Whether you only have a little free time or are lucky to have more, enjoy our ever-so-fleeting summertime. Walk around barefoot, put on your skimpiest clothing, barbecue to your heart’s content, and dine or linger outdoors.
To maximize your enjoyment of the season, you’ll want to blur the line between outdoors and indoors. You’ll want to push normal “inside” activities outdoors with things like the traditional screened porch, and dining on the patio. But you’ll also want to bring that luscious summery light indoors.
For me, summer with its relaxed emphasis on enjoying the season, and the lack of any sense of formality and fussiness, is a state of mind to be envied and sought after. One way to try to create that air of relaxation and easy living inside is to create an atmosphere that emphasizes comfort and informality inside the house.
Some people call bringing this feeling into the home the “cottage” look, but you can certainly create this look and feel, and keep it as a year-round style of decor, with a few accent changes to relate to the time of year. With cottage style, there’s a lot of latitude.

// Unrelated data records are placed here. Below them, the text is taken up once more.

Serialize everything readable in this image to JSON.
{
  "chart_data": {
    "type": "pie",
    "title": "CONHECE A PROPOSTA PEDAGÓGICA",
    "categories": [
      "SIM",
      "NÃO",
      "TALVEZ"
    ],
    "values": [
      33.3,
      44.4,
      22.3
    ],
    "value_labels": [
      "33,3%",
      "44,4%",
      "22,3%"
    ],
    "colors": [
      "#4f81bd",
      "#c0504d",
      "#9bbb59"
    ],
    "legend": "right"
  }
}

Cottage style can take any number of themes, but whichever theme you opt for, there are some basics. The “cottage” look is above all, airy and light, casual and easy. It means you are bringing the relaxed feel of the summertime inside, and keeping it there throughout the year. It involves light colours, airy spaces that allow light and air to flow, and fabric finishes usually in toile, chintz, floral or plain fabric. Slipcovers work well, rather than anything dark or leathery. Furniture is usually not brand-new and shiny, but often looks weathered or is often painted over in light colours. Floors are usually natural wood, with rugs or stenciled accents.
The look is often thought to be a mix of “country” and “rustic,” but can be other things too. In any case, anything formal or fussy is definitely out.

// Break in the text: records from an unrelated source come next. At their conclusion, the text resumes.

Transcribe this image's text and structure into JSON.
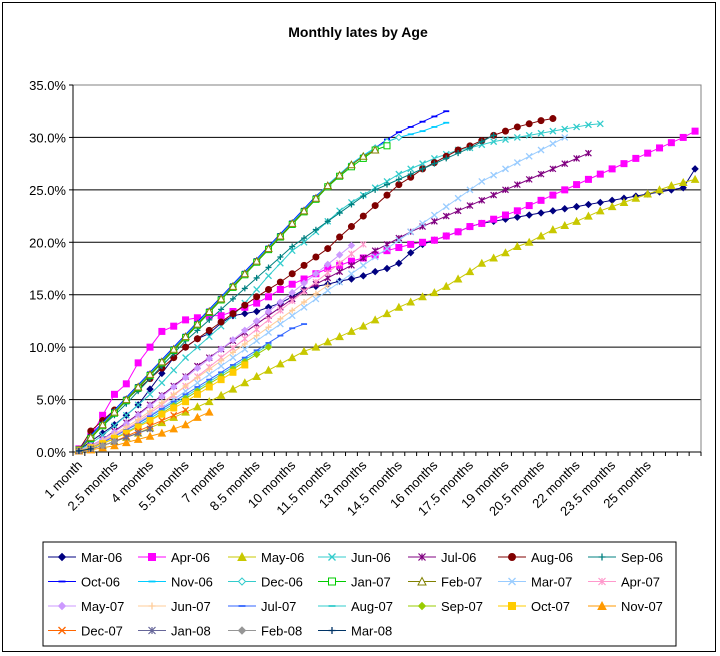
{
  "chart_data": {
    "type": "line",
    "title": "Monthly lates by Age",
    "xlabel": "",
    "ylabel": "",
    "ylim": [
      0,
      0.35
    ],
    "yticks": [
      0,
      0.05,
      0.1,
      0.15,
      0.2,
      0.25,
      0.3,
      0.35
    ],
    "ytick_labels": [
      "0.0%",
      "5.0%",
      "10.0%",
      "15.0%",
      "20.0%",
      "25.0%",
      "30.0%",
      "35.0%"
    ],
    "x_start": 1,
    "x_step": 0.5,
    "x_count": 53,
    "xtick_labels": [
      "1 month",
      "2.5 months",
      "4 months",
      "5.5 months",
      "7 months",
      "8.5 months",
      "10 months",
      "11.5 months",
      "13 months",
      "14.5 months",
      "16 months",
      "17.5 months",
      "19 months",
      "20.5 months",
      "22 months",
      "23.5 months",
      "25 months"
    ],
    "grid": "horizontal",
    "legend_position": "bottom",
    "series": [
      {
        "name": "Mar-06",
        "color": "#000080",
        "marker": "diamond",
        "values": [
          0.002,
          0.01,
          0.018,
          0.026,
          0.035,
          0.045,
          0.06,
          0.075,
          0.09,
          0.1,
          0.108,
          0.113,
          0.123,
          0.13,
          0.132,
          0.134,
          0.138,
          0.142,
          0.148,
          0.155,
          0.158,
          0.16,
          0.163,
          0.165,
          0.168,
          0.172,
          0.175,
          0.18,
          0.19,
          0.198,
          0.202,
          0.206,
          0.21,
          0.215,
          0.218,
          0.22,
          0.222,
          0.224,
          0.226,
          0.228,
          0.23,
          0.232,
          0.234,
          0.236,
          0.238,
          0.24,
          0.242,
          0.244,
          0.246,
          0.248,
          0.25,
          0.252,
          0.27
        ]
      },
      {
        "name": "Apr-06",
        "color": "#FF00FF",
        "marker": "square",
        "values": [
          0.003,
          0.015,
          0.035,
          0.055,
          0.065,
          0.085,
          0.1,
          0.115,
          0.12,
          0.126,
          0.128,
          0.13,
          0.13,
          0.134,
          0.138,
          0.142,
          0.148,
          0.155,
          0.16,
          0.165,
          0.17,
          0.175,
          0.178,
          0.182,
          0.185,
          0.188,
          0.192,
          0.195,
          0.198,
          0.2,
          0.202,
          0.206,
          0.21,
          0.215,
          0.218,
          0.222,
          0.226,
          0.23,
          0.235,
          0.24,
          0.245,
          0.25,
          0.255,
          0.26,
          0.265,
          0.27,
          0.275,
          0.28,
          0.285,
          0.29,
          0.295,
          0.3,
          0.306
        ]
      },
      {
        "name": "May-06",
        "color": "#C8C800",
        "marker": "triangle",
        "values": [
          0.001,
          0.003,
          0.006,
          0.01,
          0.014,
          0.018,
          0.023,
          0.028,
          0.033,
          0.038,
          0.043,
          0.048,
          0.054,
          0.06,
          0.066,
          0.072,
          0.078,
          0.084,
          0.09,
          0.096,
          0.1,
          0.105,
          0.11,
          0.115,
          0.12,
          0.126,
          0.132,
          0.138,
          0.143,
          0.148,
          0.152,
          0.158,
          0.165,
          0.172,
          0.18,
          0.185,
          0.19,
          0.196,
          0.2,
          0.206,
          0.212,
          0.216,
          0.22,
          0.225,
          0.23,
          0.234,
          0.238,
          0.242,
          0.246,
          0.25,
          0.254,
          0.257,
          0.26
        ]
      },
      {
        "name": "Jun-06",
        "color": "#33CCCC",
        "marker": "x",
        "values": [
          0.002,
          0.008,
          0.016,
          0.025,
          0.035,
          0.045,
          0.055,
          0.066,
          0.078,
          0.09,
          0.1,
          0.11,
          0.12,
          0.13,
          0.142,
          0.155,
          0.168,
          0.18,
          0.192,
          0.2,
          0.21,
          0.22,
          0.23,
          0.238,
          0.245,
          0.252,
          0.258,
          0.265,
          0.27,
          0.275,
          0.28,
          0.284,
          0.288,
          0.29,
          0.293,
          0.296,
          0.298,
          0.3,
          0.302,
          0.304,
          0.306,
          0.308,
          0.31,
          0.312,
          0.313
        ]
      },
      {
        "name": "Jul-06",
        "color": "#800080",
        "marker": "star",
        "values": [
          0.001,
          0.006,
          0.012,
          0.02,
          0.028,
          0.036,
          0.045,
          0.054,
          0.063,
          0.072,
          0.082,
          0.09,
          0.098,
          0.106,
          0.114,
          0.122,
          0.13,
          0.138,
          0.146,
          0.154,
          0.16,
          0.166,
          0.172,
          0.178,
          0.185,
          0.192,
          0.198,
          0.204,
          0.21,
          0.215,
          0.22,
          0.225,
          0.23,
          0.235,
          0.24,
          0.245,
          0.25,
          0.255,
          0.26,
          0.265,
          0.27,
          0.275,
          0.28,
          0.285
        ]
      },
      {
        "name": "Aug-06",
        "color": "#800000",
        "marker": "circle",
        "values": [
          0.002,
          0.02,
          0.03,
          0.04,
          0.05,
          0.06,
          0.07,
          0.08,
          0.09,
          0.1,
          0.108,
          0.116,
          0.124,
          0.132,
          0.14,
          0.148,
          0.155,
          0.162,
          0.17,
          0.178,
          0.186,
          0.194,
          0.205,
          0.215,
          0.225,
          0.235,
          0.245,
          0.255,
          0.262,
          0.27,
          0.276,
          0.282,
          0.288,
          0.292,
          0.297,
          0.302,
          0.306,
          0.31,
          0.313,
          0.316,
          0.318
        ]
      },
      {
        "name": "Sep-06",
        "color": "#008080",
        "marker": "plus",
        "values": [
          0.002,
          0.015,
          0.025,
          0.035,
          0.046,
          0.058,
          0.07,
          0.082,
          0.094,
          0.106,
          0.116,
          0.126,
          0.136,
          0.146,
          0.156,
          0.166,
          0.176,
          0.186,
          0.196,
          0.204,
          0.212,
          0.22,
          0.228,
          0.236,
          0.244,
          0.25,
          0.255,
          0.26,
          0.265,
          0.27,
          0.275,
          0.28,
          0.285,
          0.29,
          0.296,
          0.302
        ]
      },
      {
        "name": "Oct-06",
        "color": "#0000FF",
        "marker": "dash",
        "values": [
          0.002,
          0.016,
          0.028,
          0.04,
          0.052,
          0.064,
          0.076,
          0.088,
          0.1,
          0.112,
          0.124,
          0.136,
          0.148,
          0.16,
          0.172,
          0.184,
          0.196,
          0.208,
          0.22,
          0.232,
          0.244,
          0.254,
          0.264,
          0.274,
          0.282,
          0.29,
          0.298,
          0.305,
          0.31,
          0.315,
          0.32,
          0.325
        ]
      },
      {
        "name": "Nov-06",
        "color": "#00CCFF",
        "marker": "dash",
        "values": [
          0.002,
          0.015,
          0.027,
          0.039,
          0.051,
          0.063,
          0.075,
          0.087,
          0.099,
          0.111,
          0.123,
          0.135,
          0.147,
          0.159,
          0.171,
          0.183,
          0.195,
          0.207,
          0.219,
          0.231,
          0.243,
          0.255,
          0.265,
          0.275,
          0.283,
          0.29,
          0.296,
          0.3,
          0.303,
          0.306,
          0.31,
          0.314
        ]
      },
      {
        "name": "Dec-06",
        "color": "#33CCCC",
        "marker": "diamond-open",
        "values": [
          0.002,
          0.014,
          0.026,
          0.038,
          0.05,
          0.062,
          0.074,
          0.086,
          0.098,
          0.11,
          0.122,
          0.134,
          0.146,
          0.158,
          0.17,
          0.182,
          0.194,
          0.206,
          0.218,
          0.23,
          0.242,
          0.254,
          0.264,
          0.274,
          0.282,
          0.29,
          0.296,
          0.3
        ]
      },
      {
        "name": "Jan-07",
        "color": "#00CC00",
        "marker": "square-open",
        "values": [
          0.002,
          0.013,
          0.025,
          0.037,
          0.049,
          0.061,
          0.073,
          0.085,
          0.097,
          0.109,
          0.121,
          0.133,
          0.145,
          0.157,
          0.169,
          0.181,
          0.193,
          0.205,
          0.217,
          0.229,
          0.241,
          0.253,
          0.263,
          0.272,
          0.28,
          0.288,
          0.292
        ]
      },
      {
        "name": "Feb-07",
        "color": "#808000",
        "marker": "triangle-open",
        "values": [
          0.002,
          0.014,
          0.026,
          0.038,
          0.05,
          0.062,
          0.074,
          0.086,
          0.098,
          0.11,
          0.122,
          0.134,
          0.146,
          0.158,
          0.17,
          0.182,
          0.194,
          0.206,
          0.218,
          0.23,
          0.242,
          0.254,
          0.264,
          0.274,
          0.282,
          0.288
        ]
      },
      {
        "name": "Mar-07",
        "color": "#99CCFF",
        "marker": "x",
        "values": [
          0.001,
          0.005,
          0.01,
          0.016,
          0.022,
          0.028,
          0.035,
          0.042,
          0.05,
          0.058,
          0.066,
          0.074,
          0.082,
          0.09,
          0.098,
          0.106,
          0.114,
          0.122,
          0.13,
          0.138,
          0.146,
          0.154,
          0.162,
          0.17,
          0.178,
          0.186,
          0.194,
          0.202,
          0.21,
          0.218,
          0.226,
          0.234,
          0.242,
          0.25,
          0.258,
          0.264,
          0.27,
          0.276,
          0.282,
          0.288,
          0.294,
          0.3
        ]
      },
      {
        "name": "Apr-07",
        "color": "#FF99CC",
        "marker": "star",
        "values": [
          0.001,
          0.005,
          0.01,
          0.016,
          0.022,
          0.029,
          0.037,
          0.045,
          0.054,
          0.063,
          0.072,
          0.081,
          0.09,
          0.099,
          0.108,
          0.117,
          0.126,
          0.135,
          0.144,
          0.153,
          0.162,
          0.171,
          0.18,
          0.189,
          0.198
        ]
      },
      {
        "name": "May-07",
        "color": "#CC99FF",
        "marker": "diamond",
        "values": [
          0.001,
          0.006,
          0.012,
          0.019,
          0.027,
          0.035,
          0.044,
          0.053,
          0.062,
          0.071,
          0.08,
          0.089,
          0.098,
          0.107,
          0.116,
          0.125,
          0.134,
          0.143,
          0.152,
          0.161,
          0.17,
          0.179,
          0.188,
          0.197
        ]
      },
      {
        "name": "Jun-07",
        "color": "#FFCC99",
        "marker": "plus",
        "values": [
          0.001,
          0.005,
          0.011,
          0.017,
          0.024,
          0.031,
          0.039,
          0.047,
          0.055,
          0.063,
          0.071,
          0.079,
          0.087,
          0.095,
          0.103,
          0.111,
          0.119,
          0.127,
          0.135,
          0.143,
          0.151,
          0.159
        ]
      },
      {
        "name": "Jul-07",
        "color": "#3366FF",
        "marker": "dash",
        "values": [
          0.001,
          0.004,
          0.009,
          0.015,
          0.021,
          0.027,
          0.034,
          0.041,
          0.048,
          0.055,
          0.062,
          0.069,
          0.076,
          0.083,
          0.09,
          0.097,
          0.104,
          0.111,
          0.118,
          0.122
        ]
      },
      {
        "name": "Aug-07",
        "color": "#33CCCC",
        "marker": "dash",
        "values": [
          0.001,
          0.004,
          0.008,
          0.013,
          0.019,
          0.025,
          0.032,
          0.039,
          0.046,
          0.053,
          0.06,
          0.067,
          0.074,
          0.081,
          0.088,
          0.095,
          0.102
        ]
      },
      {
        "name": "Sep-07",
        "color": "#99CC00",
        "marker": "diamond",
        "values": [
          0.001,
          0.004,
          0.008,
          0.013,
          0.018,
          0.024,
          0.03,
          0.037,
          0.044,
          0.051,
          0.058,
          0.065,
          0.072,
          0.079,
          0.086,
          0.093,
          0.1
        ]
      },
      {
        "name": "Oct-07",
        "color": "#FFCC00",
        "marker": "square",
        "values": [
          0.001,
          0.004,
          0.008,
          0.013,
          0.018,
          0.024,
          0.03,
          0.036,
          0.042,
          0.048,
          0.055,
          0.062,
          0.069,
          0.076,
          0.083
        ]
      },
      {
        "name": "Nov-07",
        "color": "#FF9900",
        "marker": "triangle",
        "values": [
          0.001,
          0.002,
          0.004,
          0.006,
          0.009,
          0.012,
          0.015,
          0.018,
          0.022,
          0.026,
          0.033,
          0.038
        ]
      },
      {
        "name": "Dec-07",
        "color": "#FF6600",
        "marker": "x",
        "values": [
          0.001,
          0.003,
          0.006,
          0.01,
          0.015,
          0.02,
          0.025,
          0.03,
          0.035,
          0.04
        ]
      },
      {
        "name": "Jan-08",
        "color": "#666699",
        "marker": "star",
        "values": [
          0.001,
          0.003,
          0.006,
          0.01,
          0.014,
          0.018,
          0.022
        ]
      },
      {
        "name": "Feb-08",
        "color": "#969696",
        "marker": "diamond",
        "values": [
          0.001,
          0.003,
          0.006,
          0.01
        ]
      },
      {
        "name": "Mar-08",
        "color": "#003366",
        "marker": "plus",
        "values": [
          0.001,
          0.003
        ]
      }
    ]
  }
}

At its heart, cottage style relates to how you enjoy your summer, and where you live or spend your summers. For some of us, it is the sea or a large lake, with its blues and moody greys that best represents summer. Finds from the shore, such as shells and driftwood, lobster trap pieces, and polished stones or glass can look wonderful as accents. As the seasons change, you may substitute more seasonal accents, but the colours and themes remain.
For many of us across the country, summertime means heading up north to a rustic cottage beside a quiet misty lake, complete with canoe paddles mounted in an X-pattern over the fireplace. Cheesy as it may sound, this look works well in cottage country. But it can work in an urban space amazingly well — set aside the cheese factor, but stick with the rough-hewn wood and twig accents, and use earth tones.

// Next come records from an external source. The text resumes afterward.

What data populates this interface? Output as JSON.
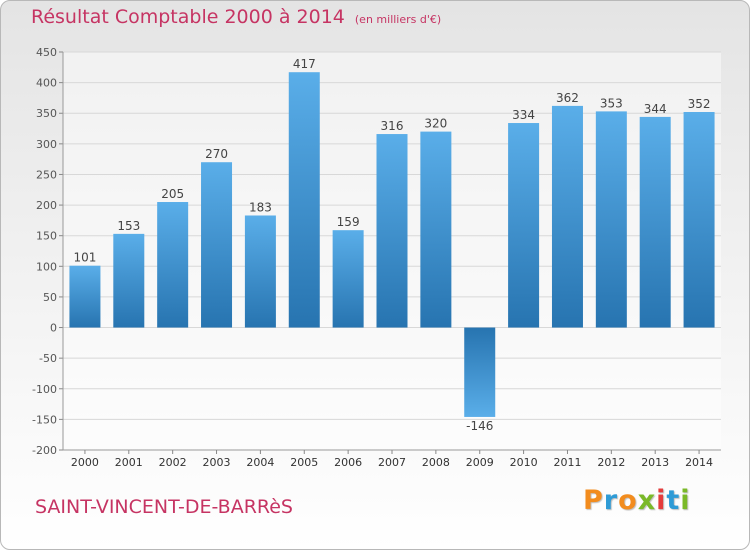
{
  "header": {
    "title": "Résultat Comptable 2000 à 2014",
    "subtitle": "(en milliers d'€)"
  },
  "footer": {
    "commune": "SAINT-VINCENT-DE-BARRèS",
    "logo_text": "Proxiti",
    "logo_colors": [
      "#f28c1e",
      "#2e9bd6",
      "#f28c1e",
      "#7ab928",
      "#e43c3c",
      "#2e9bd6",
      "#7ab928"
    ]
  },
  "colors": {
    "title": "#c63463",
    "bar_light": "#5aaee9",
    "bar_dark": "#2774b0",
    "grid": "#d8d8d8"
  },
  "chart_data": {
    "type": "bar",
    "title": "Résultat Comptable 2000 à 2014",
    "unit": "(en milliers d'€)",
    "categories": [
      "2000",
      "2001",
      "2002",
      "2003",
      "2004",
      "2005",
      "2006",
      "2007",
      "2008",
      "2009",
      "2010",
      "2011",
      "2012",
      "2013",
      "2014"
    ],
    "values": [
      101,
      153,
      205,
      270,
      183,
      417,
      159,
      316,
      320,
      -146,
      334,
      362,
      353,
      344,
      352
    ],
    "yticks": [
      -200,
      -150,
      -100,
      -50,
      0,
      50,
      100,
      150,
      200,
      250,
      300,
      350,
      400,
      450
    ],
    "ylim": [
      -200,
      450
    ],
    "grid": true,
    "xlabel": "",
    "ylabel": ""
  }
}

For others, summer means gardening, and to bring the garden look indoors, you simply bring inside items that fit into that theme. For example, bring inside bright white or natural wicker furniture, or an antique watering can. Use floral throw pillows, and consider painting some parts of your decor in the light pink and green. This works well if your cottage is away from a lake, or sits amidst a meadow. It can also work well in an urban or suburban setting.
Other themes that bring the outside inside might be a “Malibu” beachhouse or surfing theme, complete with bright colours and modern finishes. A vintage theme can be a fine idea too. Really, anywhere your imagination takes you is fine. Just concentrate on the pleasures of summertime as you experience them, and you’ll come up with a unique way to invite the summer into your home to stay.